The Canadian parliament’s justice committee on Wednesday rejected an opposition bid to question senior officials about allegations of political interference that are becoming a problem for Liberal Prime Minister Justin Trudeau.
Former Veterans Affairs Minister Jody Wilson-Raybould quit unexpectedly on Tuesday amid allegations she had been pressured by Trudeau’s team to go easy on SNC-Lavalin Group Inc last year when she was justice minister and attorney general.
The committee, dominated by Liberal legislators, defeated an opposition proposal to question Wilson-Raybould as well as two top aides in the prime minister’s office.
“It’s a cover-up and it’s becoming clearer by the day,” Conservative lawmaker Michael Cooper told the committee after the vote.

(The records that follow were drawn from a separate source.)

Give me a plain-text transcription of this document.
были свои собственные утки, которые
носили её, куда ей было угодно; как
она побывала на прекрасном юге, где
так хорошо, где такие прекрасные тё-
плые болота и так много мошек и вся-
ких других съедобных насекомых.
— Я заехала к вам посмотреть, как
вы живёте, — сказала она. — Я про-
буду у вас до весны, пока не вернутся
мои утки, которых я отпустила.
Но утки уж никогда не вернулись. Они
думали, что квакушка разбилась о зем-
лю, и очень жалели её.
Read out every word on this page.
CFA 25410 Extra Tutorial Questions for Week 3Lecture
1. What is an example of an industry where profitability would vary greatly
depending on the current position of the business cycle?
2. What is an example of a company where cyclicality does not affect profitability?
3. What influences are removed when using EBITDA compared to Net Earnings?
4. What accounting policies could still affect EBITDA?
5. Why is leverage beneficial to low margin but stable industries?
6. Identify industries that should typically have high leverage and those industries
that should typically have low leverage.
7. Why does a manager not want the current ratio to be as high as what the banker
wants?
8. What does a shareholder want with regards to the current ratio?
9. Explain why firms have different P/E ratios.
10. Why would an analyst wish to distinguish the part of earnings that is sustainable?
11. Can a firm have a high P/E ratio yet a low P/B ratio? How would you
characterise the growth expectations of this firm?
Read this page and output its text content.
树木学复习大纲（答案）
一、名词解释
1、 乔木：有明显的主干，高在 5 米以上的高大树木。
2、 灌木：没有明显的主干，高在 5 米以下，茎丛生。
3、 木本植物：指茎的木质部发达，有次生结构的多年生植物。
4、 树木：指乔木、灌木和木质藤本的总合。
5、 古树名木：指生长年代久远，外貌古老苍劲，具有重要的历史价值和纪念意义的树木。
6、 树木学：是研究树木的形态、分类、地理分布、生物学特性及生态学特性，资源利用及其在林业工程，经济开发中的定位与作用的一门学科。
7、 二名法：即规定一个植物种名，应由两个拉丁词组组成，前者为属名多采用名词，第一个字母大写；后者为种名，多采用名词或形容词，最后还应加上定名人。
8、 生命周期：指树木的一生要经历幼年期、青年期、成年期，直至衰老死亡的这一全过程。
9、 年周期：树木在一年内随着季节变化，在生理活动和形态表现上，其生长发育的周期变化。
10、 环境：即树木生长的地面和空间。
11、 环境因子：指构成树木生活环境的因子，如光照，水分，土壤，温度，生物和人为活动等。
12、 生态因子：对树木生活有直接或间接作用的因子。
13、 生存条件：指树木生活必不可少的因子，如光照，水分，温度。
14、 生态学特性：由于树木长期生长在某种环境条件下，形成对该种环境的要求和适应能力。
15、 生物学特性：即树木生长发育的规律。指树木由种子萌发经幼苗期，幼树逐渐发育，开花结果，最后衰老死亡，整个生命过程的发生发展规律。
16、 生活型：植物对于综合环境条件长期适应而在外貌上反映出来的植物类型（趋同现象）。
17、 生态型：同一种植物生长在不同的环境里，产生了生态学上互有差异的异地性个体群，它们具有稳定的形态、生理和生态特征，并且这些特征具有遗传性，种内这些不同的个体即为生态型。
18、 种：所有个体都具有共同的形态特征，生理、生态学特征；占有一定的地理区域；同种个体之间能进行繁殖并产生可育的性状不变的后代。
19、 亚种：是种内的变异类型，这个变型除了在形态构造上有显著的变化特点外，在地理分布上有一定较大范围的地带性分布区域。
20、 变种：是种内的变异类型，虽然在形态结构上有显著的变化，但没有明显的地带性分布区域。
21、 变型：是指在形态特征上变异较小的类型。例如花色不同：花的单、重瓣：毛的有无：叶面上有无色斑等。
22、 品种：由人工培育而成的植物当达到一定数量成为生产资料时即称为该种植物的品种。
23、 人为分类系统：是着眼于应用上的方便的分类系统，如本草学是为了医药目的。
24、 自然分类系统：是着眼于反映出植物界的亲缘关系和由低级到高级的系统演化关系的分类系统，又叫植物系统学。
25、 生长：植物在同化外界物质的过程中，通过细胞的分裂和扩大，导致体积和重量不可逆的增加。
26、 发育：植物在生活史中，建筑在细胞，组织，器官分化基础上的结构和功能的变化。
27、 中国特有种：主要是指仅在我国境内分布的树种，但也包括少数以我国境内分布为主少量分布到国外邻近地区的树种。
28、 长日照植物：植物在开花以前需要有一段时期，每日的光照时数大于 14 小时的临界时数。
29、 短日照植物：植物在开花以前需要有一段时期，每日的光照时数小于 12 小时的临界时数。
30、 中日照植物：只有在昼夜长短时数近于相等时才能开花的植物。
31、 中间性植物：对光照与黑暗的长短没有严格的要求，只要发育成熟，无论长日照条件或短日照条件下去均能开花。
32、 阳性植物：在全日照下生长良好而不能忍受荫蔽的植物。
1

Liberals on the committee, who said it was not clear there had been any wrongdoing, said they wanted to discuss the matter further behind closed doors next week.
The televised meeting maintained the pressure on Trudeau, who faces a tough re-election battle this October.
“If anyone, any minister including the former attorney general, felt that we were not living up to that standard, it was her responsibility to come and speak to me directly about that. She did not do that,” he said.
The Globe and Mail reported last week that Trudeau officials urged Wilson-Raybould to allow SNC-Lavalin to avoid a corruption trial on charges of bribing Libyan officials and escape with a fine instead.
Wilson-Raybould, one of the most prominent aboriginal politicians in federal politics, was only the third woman justice minister in Canadian history and there are clear signs some in the party are upset by her departure.
Trudeau notably broke from tradition and did not thank her for her service when discussing the matter.
Fellow Cabinet minister Jane Philpott tweeted: “You taught me so much – particularly about Indigenous history, rights and justice … I know you will continue to serve Canadians.”
Wilson-Raybould – who has said nothing about why she quit – was demoted to veteran affairs minister in a January Cabinet shuffle. The Globe said she had resisted pressure to help the firm avoid a trial.
SNC-Lavalin is a major employer in the populous province of Quebec, where the Liberals say they need to pick up seats to have any chance of winning a majority in October’s election.